One idea involved firefighters transporting emergency patients while the private company continued to transport non-emergency patients. Another would have cities and fire districts that have the boxy, transport-capable vehicles take people to the hospital while the private company continued transporting for fire departments that don't have such vehicles.
But Fitch looked only at the LaSala plan and two variations of the Sanford-Millican plans. Fitch concluded that the LaSala plan was too drastic and would increase vehicle costs. The Sanford-Millican plan, the draft report said, would overwork firefighters and would cost more if more personnel were hired to offset the increased workload.
Fitch came up with a proposal it called CARES, which has some firefighters working 14 hours a day rather than the current 24. Fitch estimates the move would save about $6.3 million, or about 5.5 percent of the $112 million EMS budget.
LaSala has repeatedly warned during the past few years that expenses are outpacing income from property taxes and ambulance fees and that the system will go bankrupt if changes are not made.
Roche said he was unimpressed by the report and Fitch's proposal. CARES, he said, is simply a watered down version of the LaSala plan.
"It's just another acronym," he said.
He added, "They just completely, obviously misunderstood or were misdirected. … I view this as a staff-written report."
Roche estimated that the county has spent more than half a million dollars over the past few years in consultants and staff time trying to figure out a solution to the high cost of the EMS system.

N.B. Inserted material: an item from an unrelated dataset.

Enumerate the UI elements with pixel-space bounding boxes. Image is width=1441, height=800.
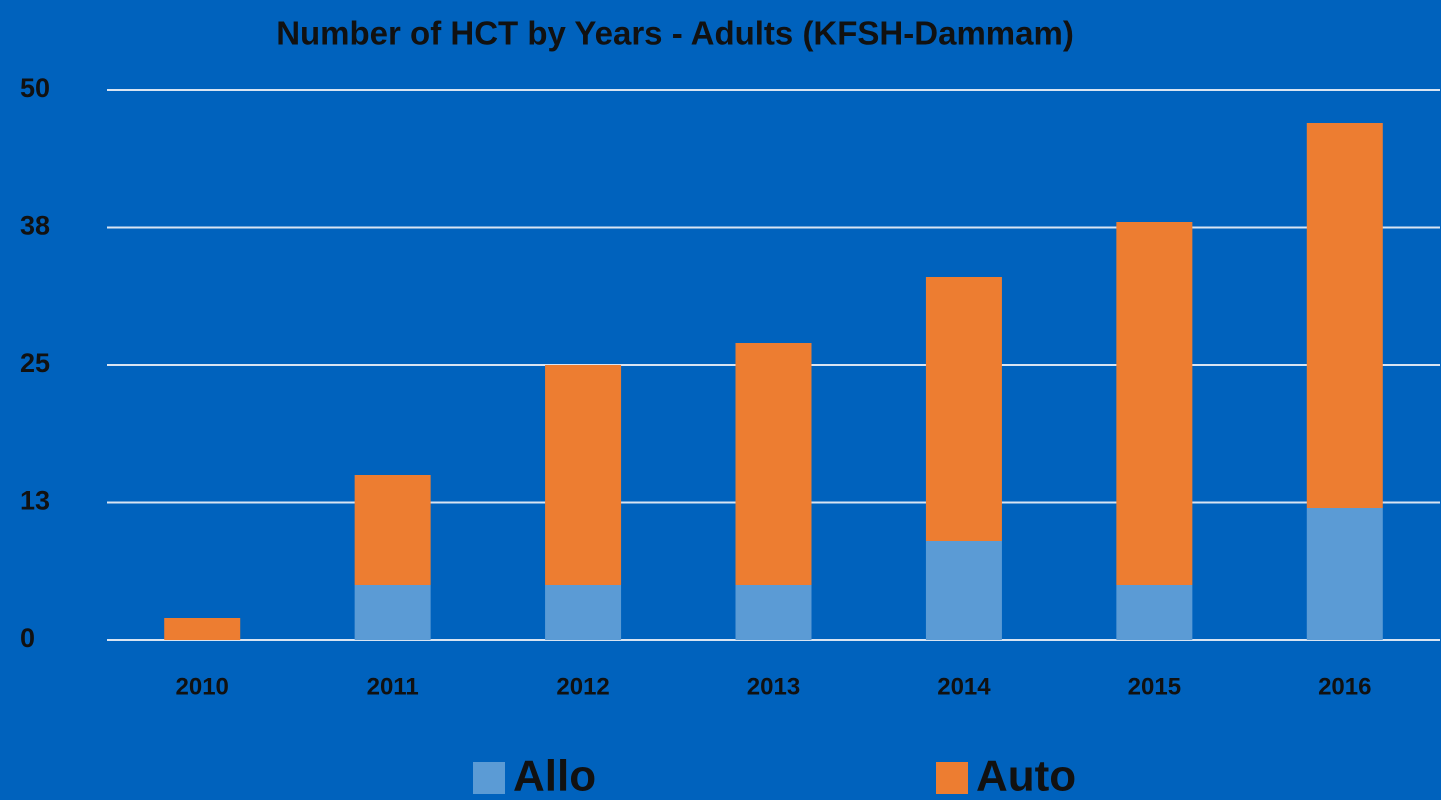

Yet, he said, the county has nothing to show for it except some "very expensive three-ring binders" to sit on a shelf.
"By the time it's said and done, we'll be at a million bucks and we still won't have anything," he said. "It is time for the County Commission to … regain control of this entire situation."
LaSala said Fitch will make a presentation to the commission in mid July, and he said he expects Fitch will be able to explain why it did not examine the hybrid plans as the commission directed.

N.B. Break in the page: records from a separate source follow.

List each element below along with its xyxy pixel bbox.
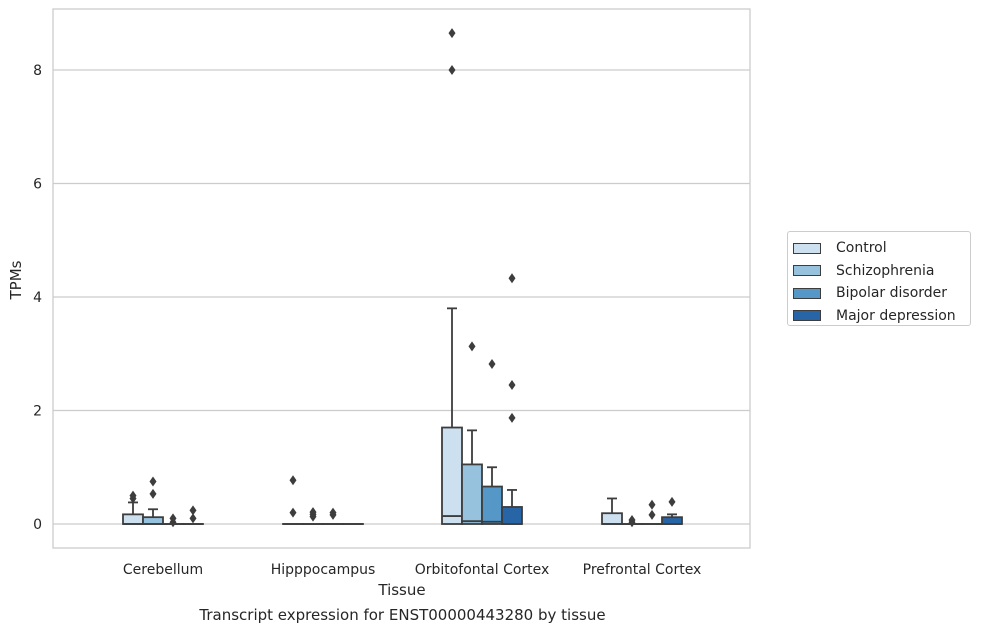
legend-label: Control [836, 240, 887, 257]
box-2-1 [322, 507, 344, 525]
box-2-3 [641, 499, 663, 525]
box-series [122, 28, 683, 528]
y-tick-label: 2 [33, 404, 42, 420]
outlier-point [648, 499, 656, 510]
outlier-point [169, 513, 177, 524]
legend-item: Major depression [793, 305, 970, 328]
box-0-2 [441, 28, 463, 525]
outlier-point [448, 28, 456, 39]
legend-label: Major depression [836, 307, 956, 324]
legend-label: Schizophrenia [836, 262, 935, 279]
legend-swatch [793, 265, 821, 277]
y-tick-label: 0 [33, 517, 42, 533]
outlier-point [129, 490, 137, 501]
y-axis-label: TPMs [7, 260, 25, 300]
box-3-0 [182, 505, 204, 525]
outlier-point [468, 341, 476, 352]
box-3-3 [661, 496, 683, 525]
outlier-point [149, 476, 157, 487]
box-rect [601, 512, 623, 525]
x-tick-label: Prefrontal Cortex [583, 562, 702, 578]
outlier-point [508, 379, 516, 390]
x-tick-label: Orbitofontal Cortex [415, 562, 550, 578]
legend-swatch [793, 242, 821, 254]
outlier-point [289, 475, 297, 486]
box-rect [142, 516, 164, 525]
legend-item: Schizophrenia [793, 260, 970, 283]
box-rect [661, 516, 683, 525]
box-rect [461, 463, 483, 525]
outlier-point [189, 505, 197, 516]
outlier-point [309, 507, 317, 518]
box-2-0 [162, 513, 184, 528]
y-tick-labels: 0 2 4 6 8 [33, 63, 42, 533]
y-tick-label: 6 [33, 177, 42, 193]
legend-swatch [793, 287, 821, 299]
outlier-point [648, 509, 656, 520]
box-0-1 [282, 475, 304, 525]
chart-title: Transcript expression for ENST0000044328… [199, 606, 606, 624]
box-1-3 [621, 515, 643, 528]
box-1-0 [142, 476, 164, 525]
box-3-2 [501, 273, 523, 525]
legend-item: Control [793, 237, 970, 260]
legend-label: Bipolar disorder [836, 285, 948, 302]
box-rect [122, 513, 144, 525]
outlier-point [448, 65, 456, 75]
legend-swatch [793, 310, 821, 322]
box-1-1 [302, 507, 324, 525]
y-tick-label: 4 [33, 290, 42, 306]
legend-item: Bipolar disorder [793, 282, 970, 305]
x-tick-labels: Cerebellum Hipppocampus Orbitofontal Corte… [123, 562, 701, 578]
outlier-point [628, 515, 636, 526]
box-2-2 [481, 358, 503, 525]
y-tick-label: 8 [33, 63, 42, 79]
x-tick-label: Hipppocampus [271, 562, 376, 578]
grid-lines [53, 69, 750, 525]
outlier-point [289, 507, 297, 518]
outlier-point [149, 488, 157, 499]
outlier-point [488, 358, 496, 369]
outlier-point [668, 496, 676, 507]
plot-frame [52, 8, 751, 549]
outlier-point [329, 507, 337, 518]
x-tick-label: Cerebellum [123, 562, 203, 578]
box-rect [481, 485, 503, 525]
box-rect [441, 426, 463, 525]
box-0-0 [122, 490, 144, 525]
outlier-point [508, 412, 516, 423]
x-axis-label: Tissue [377, 581, 425, 599]
outlier-point [189, 513, 197, 524]
box-0-3 [601, 497, 623, 525]
legend: Control Schizophrenia Bipolar disorder Majo… [787, 231, 971, 326]
box-1-2 [461, 341, 483, 525]
outlier-point [508, 273, 516, 284]
box-rect [501, 506, 523, 525]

He was happier than commissioners with what he's seen so far.
"My first impressions are that it's thorough and it provides a lot of clarity, so I'm pleased in general," he said.
The findings need further explanation and exploration, he said, but, "I think it's going to offer me an opportunity to help guide this community to a resolution of this matter."
County commissioners Janet Long and Susan Latvala also had a more favorable view of the draft report.
"From the first blush, it seems to me to be quite reasonable," Long said. "I'm happy to see that we have some foundation for a deeper discussion that's based on something besides pure rhetoric. I think that there are some pretty clear pathways for putting this whole system on a sustainable path."
Latvala added, "I'm pleased. It confirms what our staff and our previous consultants have said. We now have the confidence to (move forward).''
The data, she said, will help in setting changes in motion. Those changes are geared toward saving money. That's been the goal all along, she said.